In 2016, Basman, with help from his expert team, expanded the warehouse and fabrication shop from 11,000 square feet to 40,000 square feet and bought another 100 containers of stone products—including granite, soapstone, travertine, quartz and marble—from Italy, Spain, Brazil, Turkey and India. He also built a slab showroom alongside the warehouse.
As well, Basman made a huge investment in technology for his fabrication shop, including robotic technology, waterjets, CNC machines and LT55 laser templates—all managed by Randy Morgan, one of Basman’s first employees. Morgan is a 19-year veteran of fabrication operations and serves as the firm’s Robotics and CNC Manager.
“Most fabricators don’t have the array of machines that we have,” explains Morgan. “Stone fabrication is all about precision. Manual cutting simply can’t achieve the curves and shapes that some of our customers require within the cost and schedule requirements. Our robots and waterjets can cut to within one-sixteenth of an inch and our CNC routers polish edges to an extraordinary shine.”

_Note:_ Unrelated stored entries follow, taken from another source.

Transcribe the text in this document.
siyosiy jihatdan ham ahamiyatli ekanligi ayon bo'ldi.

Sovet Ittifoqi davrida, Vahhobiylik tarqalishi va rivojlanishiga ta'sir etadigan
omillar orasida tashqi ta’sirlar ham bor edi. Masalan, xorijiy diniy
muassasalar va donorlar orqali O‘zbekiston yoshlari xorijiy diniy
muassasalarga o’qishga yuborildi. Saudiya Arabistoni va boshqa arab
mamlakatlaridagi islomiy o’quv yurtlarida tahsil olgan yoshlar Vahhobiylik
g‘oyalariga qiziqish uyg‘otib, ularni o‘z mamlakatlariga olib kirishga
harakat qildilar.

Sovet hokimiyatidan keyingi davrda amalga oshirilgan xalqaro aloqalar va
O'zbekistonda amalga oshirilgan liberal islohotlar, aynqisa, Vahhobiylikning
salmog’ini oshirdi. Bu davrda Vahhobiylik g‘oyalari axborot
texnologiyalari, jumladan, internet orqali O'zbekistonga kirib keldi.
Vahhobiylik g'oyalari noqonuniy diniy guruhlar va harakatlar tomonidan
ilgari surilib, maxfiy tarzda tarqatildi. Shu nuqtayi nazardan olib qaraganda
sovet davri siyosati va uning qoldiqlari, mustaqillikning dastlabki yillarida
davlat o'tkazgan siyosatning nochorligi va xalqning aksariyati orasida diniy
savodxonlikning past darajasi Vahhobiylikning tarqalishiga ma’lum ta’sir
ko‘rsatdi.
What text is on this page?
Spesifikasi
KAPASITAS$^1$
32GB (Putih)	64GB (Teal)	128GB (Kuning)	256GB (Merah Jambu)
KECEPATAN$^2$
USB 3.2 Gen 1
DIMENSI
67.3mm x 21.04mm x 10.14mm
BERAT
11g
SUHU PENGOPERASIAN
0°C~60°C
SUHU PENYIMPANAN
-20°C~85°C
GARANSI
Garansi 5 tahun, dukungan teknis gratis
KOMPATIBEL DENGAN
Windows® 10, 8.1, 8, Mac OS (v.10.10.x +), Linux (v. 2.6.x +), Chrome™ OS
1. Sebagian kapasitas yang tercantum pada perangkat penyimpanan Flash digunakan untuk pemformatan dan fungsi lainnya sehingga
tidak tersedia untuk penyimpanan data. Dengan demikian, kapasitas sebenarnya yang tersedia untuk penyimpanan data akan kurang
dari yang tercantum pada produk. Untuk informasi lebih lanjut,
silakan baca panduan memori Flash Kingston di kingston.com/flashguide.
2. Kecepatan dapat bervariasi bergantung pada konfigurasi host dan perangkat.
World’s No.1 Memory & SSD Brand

“We set goals and work hard to achieve those objectives—and we’re just beginning.”
Reaching Ever Higher
A year ago, Basman and his team had to expand the warehouse again from 40,000 square feet to 60,000 square feet to accommodate the growing number of colors and styles. In the last year, the company has doubled revenue.
Just as important to Basman is the “feel” of the company. Armina Stone currently employs 60 people, who all know Basman by first name. He has local inspectors on retainer in Brazil, Italy, Spain and Turkey who send him pictures of products and samples to consider for purchase. He also travels to the international tile and stone conferences to meet with quarry owners, who have become his friends and colleagues.
Balsamico explains, “Emre runs Armina Stone like a small company, like a family, which I believe benefits our people and his customers. Every customer is greeted by him or by his leadership team.”
Basman, just 40 years old, has plans to further grow the company. He says, “Right now, our operation can satisfy any customer’s needs, from a homeowner on a budget to someone looking for an exotic, one-of-a-kind work of art, to a developer building a large complex. There is no job that we cannot do. We set goals and work hard to achieve those objectives—and we’re just beginning.”
Basman and his team have already taken steps to double revenue in 2018 by expanding their customer base beyond the Northeast, just as Basman envisioned while sitting on top of that mountain in Tuscany 15 years ago.